Where TP is the number of pixels correctly classified as skin pixels, TN the number of pixels correctly classified as non-skin pixels, FP the number of pixels wrongly classified as skin pixels, and as FN the number of pixels wrongly classified as non-skin pixels. Among the five measurements considered, we note that the F-measurement takes into account the Precision and the Recall. The D\(_{prs}\), which represents the Euclidean distance between the resulting image and the Skin mask, takes into account: Precision, Recall and Specificity which represents a general measurement of the effectiveness of the method. Hence, these two criteria are the most important and representative of the quality of skin detection methods. We note that the values of these five measurements are to be maximized, except for the D\(_{prs}\), which is to be minimized. The values of the measurements for the different tested methods are presented in Table 1. As far as our method is concerned, we notice that the values of the comparison measurements differ according to the thresholds considered. Our objective was to find a compromise allowing to have the highest possible TPR and TNR and at the same time the lowest possible FPR and FNR which allows us to have the best measurements values. So in Table 1 we present the results obtained by using the thresholds mentioned in the algorithm, with the two models M1 and M2.

Table 1 confirms quantitatively that model M2 is better than model M1. Indeed, although model M1 provides very good results on the HGR1 database with even the best F-measure of all methods. The results of model M1 were not as good when tested on the Pratheepan database. So we have chosen model M2 which was satisfying on both dataset for the comparison with the other methods.

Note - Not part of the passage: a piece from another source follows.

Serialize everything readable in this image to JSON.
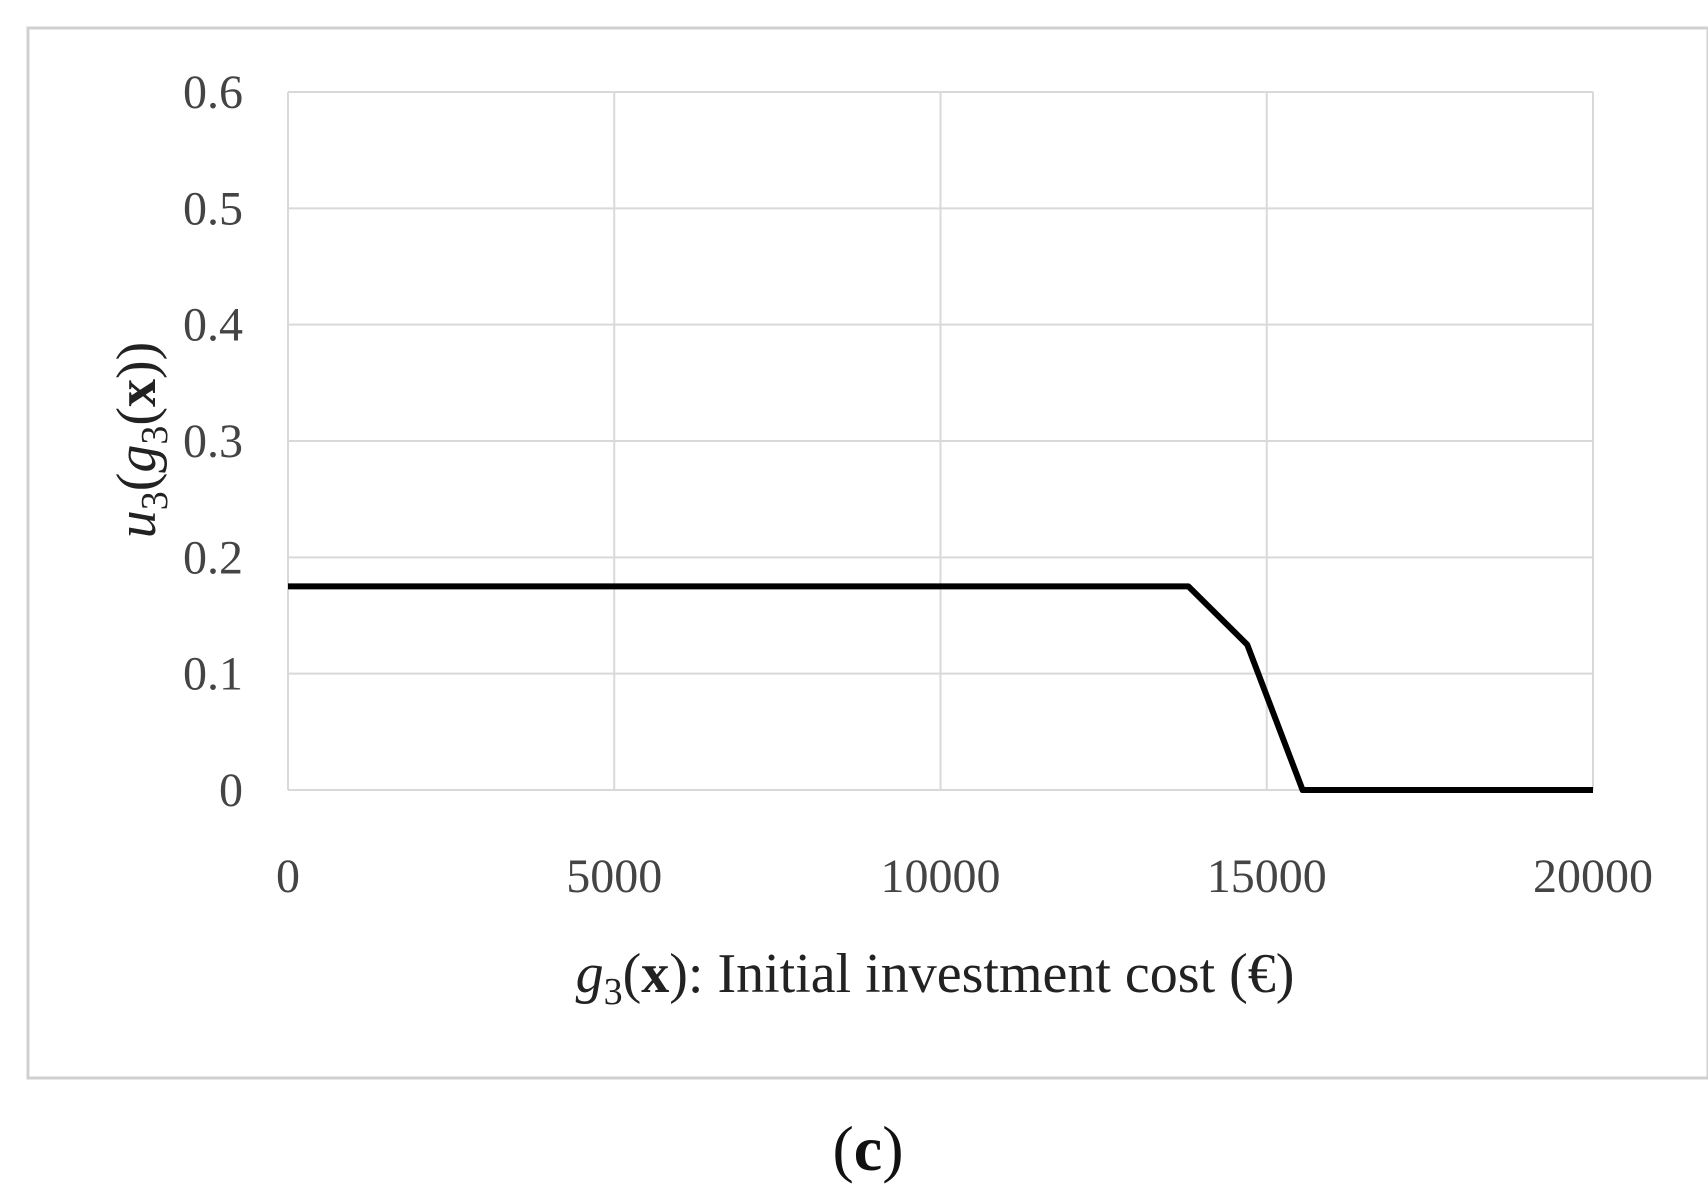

Table 1. Qualitative comparison between the selected rule-based methods and the proposed method

Also from Table 1 we notice that our method (model M2) outperforms the other methods with which it was compared. Indeed, in terms of the two most important measures: F-measure and D\(_{prs}\) our method achieves the best result whether on HGR1 or Pratheepan datasets. Concerning the other measurements; our method obtains the best Precision in the two bases HGR1 and Pratheepan. Our method obtains the second best Recall on Pratheepan and the fourth best Recall on HGR1 with a difference of only 0.05 from the first. Finally, the Specificity of our method is the best on HGR1 and fourth on the Pratheepan dataset, with a considerable difference from the first. Thus contrary to the other methods which have inconsistent results on the two data sets, our method is always the best or at least among the best. And it is only for the last case that our method is a little far from the best ones. We note that we obtained during the experimentation of the Pratheepan database a Specificity value 0.1 higher than the one presented in Table 1 but with a drop in Precision and F-measure. This led us to keep the threshold presented in this paper, but also because we didn’t want to take different thresholds for the two data bases.

Finally, from Fig. 7, Fig. 8 and Table 1 we can observe that model M1 provide very good results in HGR1 data set, but less good results in Pratheepan data set. Contrary to M2 model which is effective on both bases. This shows that the CMYK color space is the most suitable color space for rule-based skin detection methods provided that we choose the right threshold.

5 Conclusion

In this paper we have presented a new rule-based skin detection method in the CMYK color space. Our method uses thresholds which are based on the relation between CMYK color component in order to recognize skin pixels. The proposed method has been tested on two skin image datasets and provided highly satisfying results when compared to other widely used explicit methods.

In the future works we will focus in improving the results especially the specificity. Mainly by combining thresholding models, since we have obtained better results in some cases using different thresholds. We also aim to add a more efficient decision method and combine the texture information to our color-based skin-detection model.